The first capital of modern
Greece,
Nafplio (
Nafplion), is tucked away at the end of the Argolida bay and is one of the country's most beautiful towns and major tourism magnets. Nafplio was the harbor of the major Mycenaean city-state of Argos from the 7th century BC on, and it became an important military and commercial harbor during the Venetian rule of the
Peloponese, after 1204 AD. The Venetians, led by Governor Morosini of
Crete, built Palamidi, the castle above the town, and Bourtzi, the small garrison tower in the middle of the harbor, and made
Nafplio the capital of the whole
Peloponese.
Nafplio was the hub of administrative activity of the revolutionary forces during
Greece's 1821 War of Independence. The neighboring cities of, first, ancient Epidavros and Astron Kynourias were the venues of
Greece's first constitutional convention, in the second half of 1821, in the first year of the revolution.

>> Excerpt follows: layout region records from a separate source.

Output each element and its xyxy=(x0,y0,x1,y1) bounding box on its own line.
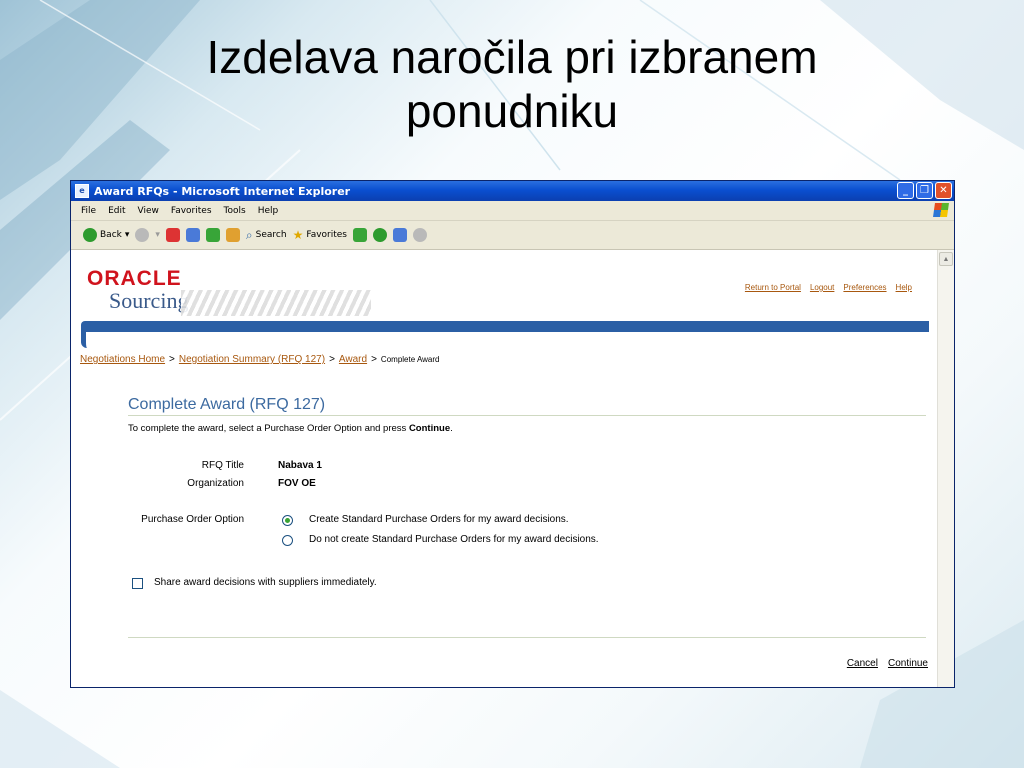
breadcrumb-negotiations-home[interactable]: Negotiations Home xyxy=(80,354,165,365)
breadcrumb: Negotiations Home > Negotiation Summary (R… xyxy=(80,354,439,365)
breadcrumb-current: Complete Award xyxy=(380,355,440,364)
chevron-down-icon[interactable]: ▾ xyxy=(155,230,160,240)
menu-view[interactable]: View xyxy=(138,206,159,216)
breadcrumb-separator: > xyxy=(371,354,377,365)
history-icon[interactable] xyxy=(373,228,387,242)
forward-arrow-icon[interactable] xyxy=(135,228,150,242)
global-links: Return to Portal Logout Preferences Help xyxy=(745,283,912,292)
return-to-portal-link[interactable]: Return to Portal xyxy=(745,283,801,292)
instruction-continue-word: Continue xyxy=(408,423,451,434)
po-option-create-label[interactable]: Create Standard Purchase Orders for my a… xyxy=(309,514,569,525)
menu-favorites[interactable]: Favorites xyxy=(171,206,212,216)
back-button[interactable]: Back ▾ xyxy=(83,228,129,242)
menu-help[interactable]: Help xyxy=(258,206,279,216)
refresh-icon[interactable] xyxy=(185,228,200,242)
home-icon[interactable] xyxy=(225,228,240,242)
favorites-button[interactable]: ★ Favorites xyxy=(293,228,347,242)
breadcrumb-negotiation-summary[interactable]: Negotiation Summary (RFQ 127) xyxy=(179,354,325,365)
search-label: Search xyxy=(255,230,287,240)
share-decisions-checkbox[interactable] xyxy=(132,578,143,589)
header-band xyxy=(81,321,929,332)
rfq-title-value: Nabava 1 xyxy=(278,460,322,471)
share-decisions-label[interactable]: Share award decisions with suppliers imm… xyxy=(154,577,377,588)
search-icon: ⌕ xyxy=(245,227,253,242)
stop-icon[interactable] xyxy=(165,228,180,242)
minimize-button[interactable]: _ xyxy=(897,182,914,199)
back-arrow-icon xyxy=(83,228,97,242)
page-title: Complete Award (RFQ 127) xyxy=(128,396,926,416)
menu-file[interactable]: File xyxy=(81,206,96,216)
browser-window: e Award RFQs - Microsoft Internet Explor… xyxy=(70,180,955,688)
browser-toolbar: Back ▾ ▾ ⌕ Search ★ Favorites xyxy=(71,221,954,250)
continue-button[interactable]: Continue xyxy=(888,658,928,669)
chevron-down-icon[interactable]: ▾ xyxy=(125,230,130,240)
cancel-button[interactable]: Cancel xyxy=(847,658,878,669)
rfq-title-label: RFQ Title xyxy=(201,460,244,471)
ie-page-icon: e xyxy=(75,184,89,198)
po-option-do-not-create-label[interactable]: Do not create Standard Purchase Orders f… xyxy=(309,534,599,545)
media-icon[interactable] xyxy=(353,228,367,242)
logout-link[interactable]: Logout xyxy=(810,283,834,292)
star-icon: ★ xyxy=(292,228,304,242)
preferences-link[interactable]: Preferences xyxy=(843,283,886,292)
slide-title-line-1: Izdelava naročila pri izbranem xyxy=(206,31,818,83)
breadcrumb-separator: > xyxy=(329,354,335,365)
organization-value: FOV OE xyxy=(278,478,316,489)
help-link[interactable]: Help xyxy=(896,283,912,292)
oracle-logo-text: ORACLE xyxy=(87,267,182,290)
search-button[interactable]: ⌕ Search xyxy=(246,228,287,243)
po-option-label: Purchase Order Option xyxy=(141,514,244,525)
header-band-curve xyxy=(81,330,93,348)
po-option-do-not-create-radio[interactable] xyxy=(282,535,293,546)
oracle-sourcing-logo: ORACLE Sourcing xyxy=(87,268,188,312)
window-title: Award RFQs - Microsoft Internet Explorer xyxy=(94,184,351,198)
footer-divider xyxy=(128,637,926,638)
instruction-text-start: To complete the award, select a Purchase… xyxy=(128,423,409,434)
vertical-scrollbar[interactable]: ▲ xyxy=(937,250,954,687)
maximize-button[interactable]: ❐ xyxy=(916,182,933,199)
window-titlebar[interactable]: e Award RFQs - Microsoft Internet Explor… xyxy=(71,181,954,201)
menu-tools[interactable]: Tools xyxy=(224,206,246,216)
instruction-text: To complete the award, select a Purchase… xyxy=(128,423,453,434)
sourcing-logo-text: Sourcing xyxy=(109,288,189,313)
back-label: Back xyxy=(100,230,122,240)
breadcrumb-separator: > xyxy=(169,354,175,365)
print-icon[interactable] xyxy=(413,228,427,242)
instruction-text-end: . xyxy=(450,423,453,434)
logo-decoration xyxy=(181,290,371,316)
favorites-label: Favorites xyxy=(306,230,347,240)
menu-bar: File Edit View Favorites Tools Help xyxy=(71,201,954,221)
page-icon[interactable] xyxy=(205,228,220,242)
menu-edit[interactable]: Edit xyxy=(108,206,125,216)
windows-logo-icon xyxy=(933,203,949,217)
window-controls: _ ❐ ✕ xyxy=(897,182,952,199)
slide-title: Izdelava naročila pri izbranem ponudniku xyxy=(0,30,1024,138)
action-buttons: Cancel Continue xyxy=(847,658,928,669)
close-button[interactable]: ✕ xyxy=(935,182,952,199)
scroll-up-icon[interactable]: ▲ xyxy=(939,252,953,266)
po-option-create-radio[interactable] xyxy=(282,515,293,526)
organization-label: Organization xyxy=(187,478,244,489)
page-content: ▲ ORACLE Sourcing Return to Portal Logou… xyxy=(71,250,954,687)
mail-icon[interactable] xyxy=(393,228,407,242)
breadcrumb-award[interactable]: Award xyxy=(339,354,367,365)
slide-title-line-2: ponudniku xyxy=(405,85,619,137)
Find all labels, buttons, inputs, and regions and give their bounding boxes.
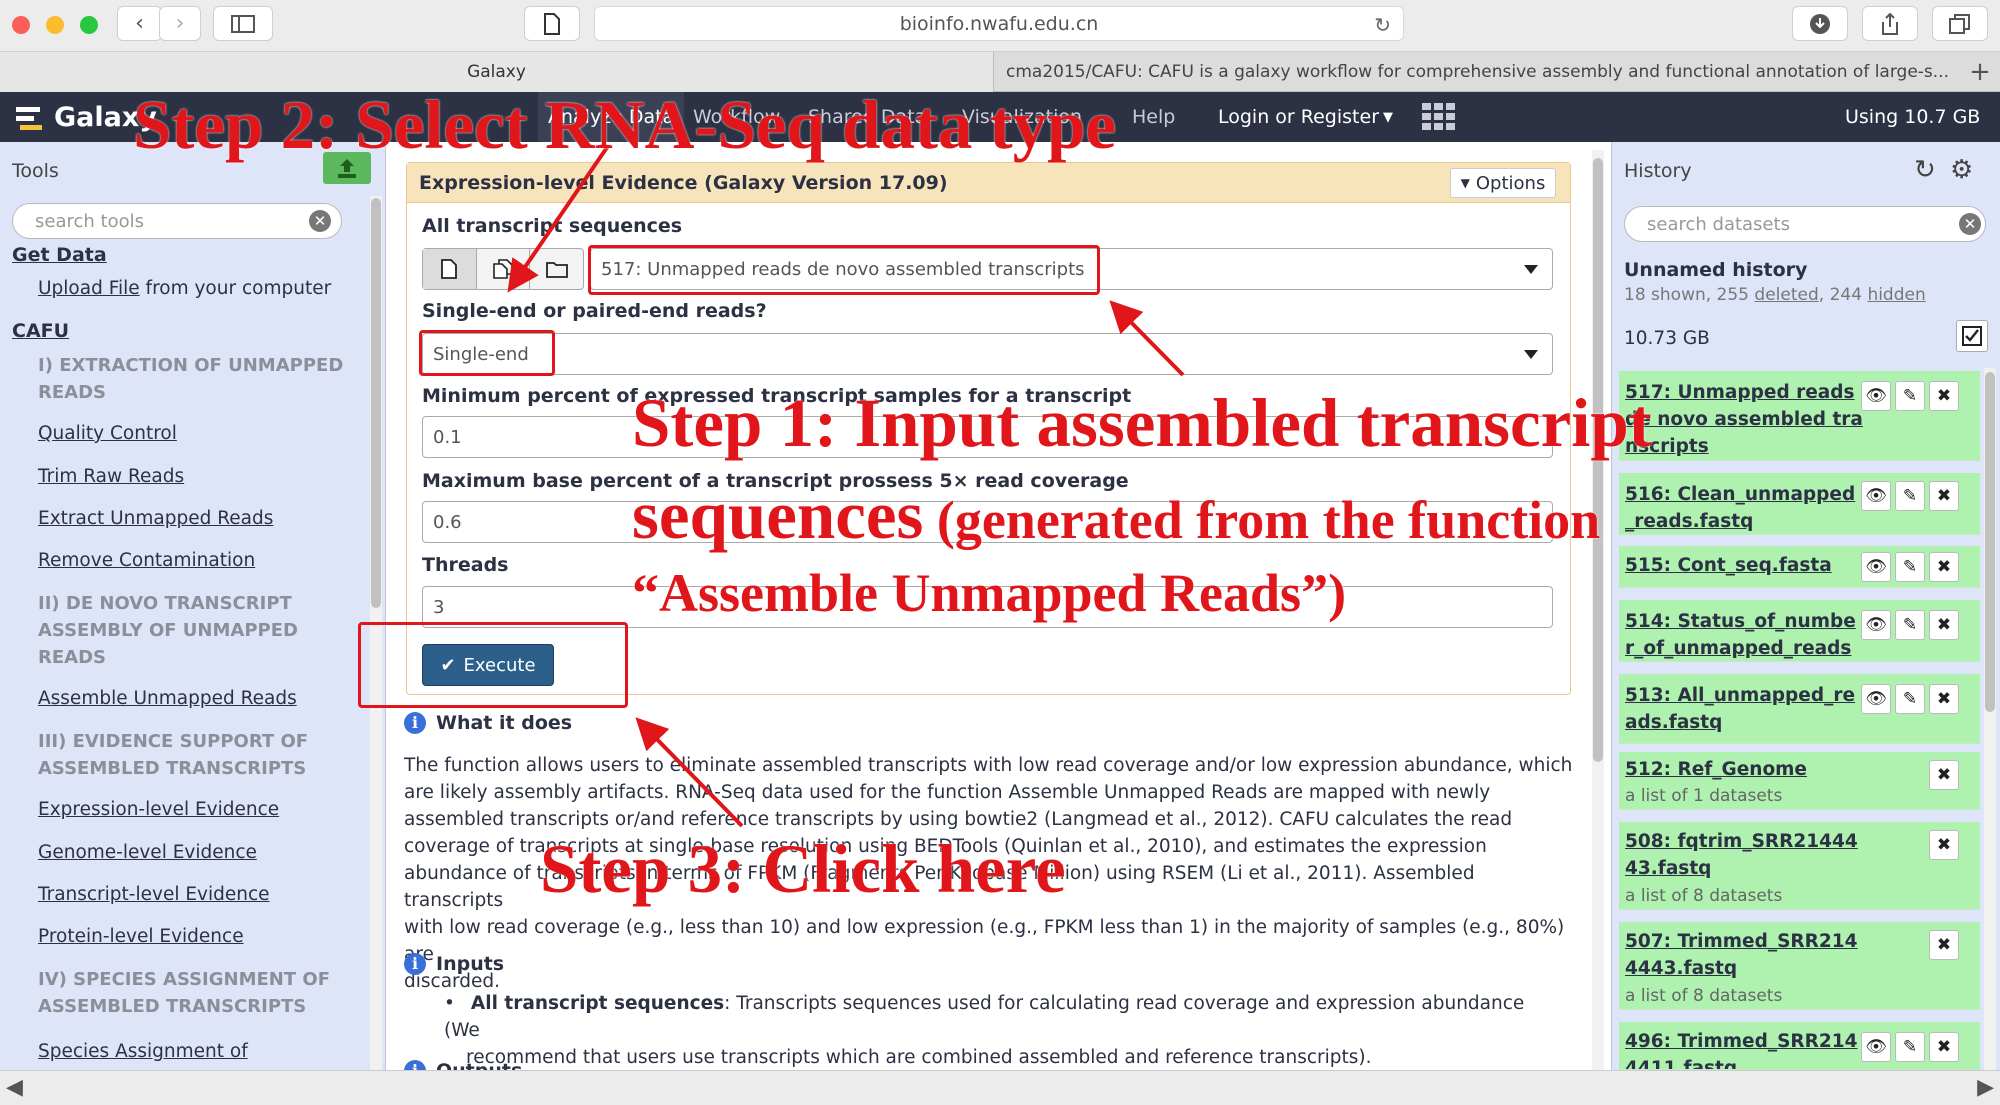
- annotation-step3: Step 3: Click here: [540, 831, 1066, 907]
- annotation-step1-line3: “Assemble Unmapped Reads”): [632, 563, 1347, 623]
- annotation-step2: Step 2: Select RNA-Seq data type: [133, 87, 1117, 163]
- annotation-step1-line2: sequences (generated from the function: [632, 477, 1601, 553]
- arrow-step3: [635, 717, 744, 828]
- arrow-step1: [1109, 300, 1185, 377]
- arrow-step2: [507, 144, 610, 293]
- annotation-step1-line1: Step 1: Input assembled transcript: [632, 385, 1652, 461]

After the country's independence was formally established with the 1830 Treaty of
London, Nafplio became
Greece's first capital. Governor Ioannis Kapodistrias, the Corfiot-born Minister of Foreign Affairs of the Russian Empire landed here on 7 January 1828 as sovereign
Greece's first ruler. His government did not last long. About four years later he was assassinated by southern
Peloponnese warlords as he was entering the church of Agios Spyridon, on today's Kapodistria Street, for Sunday mass. The assassins, captured and executed, had land and power disputes with the government.